Our cats are also picky with their food, they only like specific kinds, and of course we can just buy the cheapest and wait for the cats to give up and just eat what is available, but we feel bad for them not enjoying their food. Each trip to Pet Smart costs a couple hundred bucks. Two large bags of dry cat food, one for hairball control and one for a light diet, a 24-can package of wet cat food, treats, filters for the turtle tank, turtle food, and of course the occasional toys. Our cats are not declawed; we thought it was a bit inhumane to declaw them especially when they are no longer kittens. The drawback of course is they like to stretch and scratch furniture in the process. In order to get your cats to not scratch your furniture, you need scratching posts.

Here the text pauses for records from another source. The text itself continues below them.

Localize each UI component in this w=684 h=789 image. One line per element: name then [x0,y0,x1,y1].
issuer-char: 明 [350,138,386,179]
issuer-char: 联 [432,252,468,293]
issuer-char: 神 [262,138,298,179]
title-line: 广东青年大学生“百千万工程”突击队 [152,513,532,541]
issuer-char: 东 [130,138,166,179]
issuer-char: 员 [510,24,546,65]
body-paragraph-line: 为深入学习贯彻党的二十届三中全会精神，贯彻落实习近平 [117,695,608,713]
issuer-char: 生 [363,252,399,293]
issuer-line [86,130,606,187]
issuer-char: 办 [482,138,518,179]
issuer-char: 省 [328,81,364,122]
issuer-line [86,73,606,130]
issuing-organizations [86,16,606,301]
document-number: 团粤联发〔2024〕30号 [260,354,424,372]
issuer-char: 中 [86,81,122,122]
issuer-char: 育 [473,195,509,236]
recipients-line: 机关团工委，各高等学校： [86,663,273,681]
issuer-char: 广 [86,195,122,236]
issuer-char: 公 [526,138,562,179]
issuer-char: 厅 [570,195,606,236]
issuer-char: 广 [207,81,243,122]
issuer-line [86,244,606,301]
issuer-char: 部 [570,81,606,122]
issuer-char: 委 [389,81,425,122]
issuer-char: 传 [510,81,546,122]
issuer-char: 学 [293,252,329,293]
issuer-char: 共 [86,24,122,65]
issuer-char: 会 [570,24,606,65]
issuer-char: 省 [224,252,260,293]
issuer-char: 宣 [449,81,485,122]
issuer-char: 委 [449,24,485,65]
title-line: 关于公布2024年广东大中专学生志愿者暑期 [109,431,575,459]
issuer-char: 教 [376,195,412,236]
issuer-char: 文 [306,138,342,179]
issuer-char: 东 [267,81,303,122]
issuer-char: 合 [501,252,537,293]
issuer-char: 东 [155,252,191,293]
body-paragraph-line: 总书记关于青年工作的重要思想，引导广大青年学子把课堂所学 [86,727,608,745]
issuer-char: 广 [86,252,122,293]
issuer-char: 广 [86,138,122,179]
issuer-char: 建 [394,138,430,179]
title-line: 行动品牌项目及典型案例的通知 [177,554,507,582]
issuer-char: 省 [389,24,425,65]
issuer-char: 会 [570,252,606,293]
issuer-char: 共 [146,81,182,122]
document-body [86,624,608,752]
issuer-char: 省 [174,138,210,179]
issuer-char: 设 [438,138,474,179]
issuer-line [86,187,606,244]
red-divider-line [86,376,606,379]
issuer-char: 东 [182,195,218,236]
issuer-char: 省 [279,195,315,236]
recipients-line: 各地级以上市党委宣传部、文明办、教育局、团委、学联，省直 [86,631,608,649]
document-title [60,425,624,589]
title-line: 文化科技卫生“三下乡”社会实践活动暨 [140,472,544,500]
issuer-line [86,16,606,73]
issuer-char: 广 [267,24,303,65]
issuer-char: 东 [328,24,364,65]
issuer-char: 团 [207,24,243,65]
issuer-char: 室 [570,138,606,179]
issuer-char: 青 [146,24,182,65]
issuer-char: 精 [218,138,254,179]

We have a two-tier scratching tower, this thing costs $150, crazy isn’t it? Still a great purchase because they like to be around us and they enjoy being higher up, so to get them to not be on the couch this is a great substitute. Our Maine Coon Abby loves to chew just about anything she finds, especially wires. She has destroyed the wires for the Wii, phone charging cable, iPod charging wires and surround sound wires. My wife and I went on our honeymoon and when we came back, only two of the five surround sound speakers worked. I had hidden all the wires, but Abby found her way behind the entertainment center and chewed away. So what does chewing wires have to do with costs to own a pet? You have to keep all this in mind when you are pet shopping. We have a friend and his wife that have four dogs, they chew up their furniture all the time but they love their dogs so they are used to it. I love our cats, even with the wire chewing and scratching furniture habits. The expense comes from buying wire covers, a spray that you can use that is supposed to deter cats from wanting to chew or come by the furniture, and buying the cats toys and towers to get them entertained, because once they get bored, is when the investigating begins.
A quick note about my turtle, I was given this turtle as a birthday gift from a friend, and it probably cost approximately $12. This turtle has been with me for over 3 years and they can live to be 20 years old. The first tank/gravel rocks/filter/cover costs about $130. The filters have to be replaced weekly or two weeks at most, and they cost about $20 for a pack of four. The turtle got bigger, which meant bigger tank, bigger filter, and bigger stand for the bigger tank. The second tank/filter/floating pad combo costs about $170. Can’t wait to see how much the next tank will cost in a few years.
Although having pets is expensive at times, it is also great, just be sure that you know what you are getting yourself into. The worst thing you can do to an animal is adopt them, and then get rid of them or give them to a humane shelter. Make sure you are ready for the commitment to have the animal in your home for the rest of its life.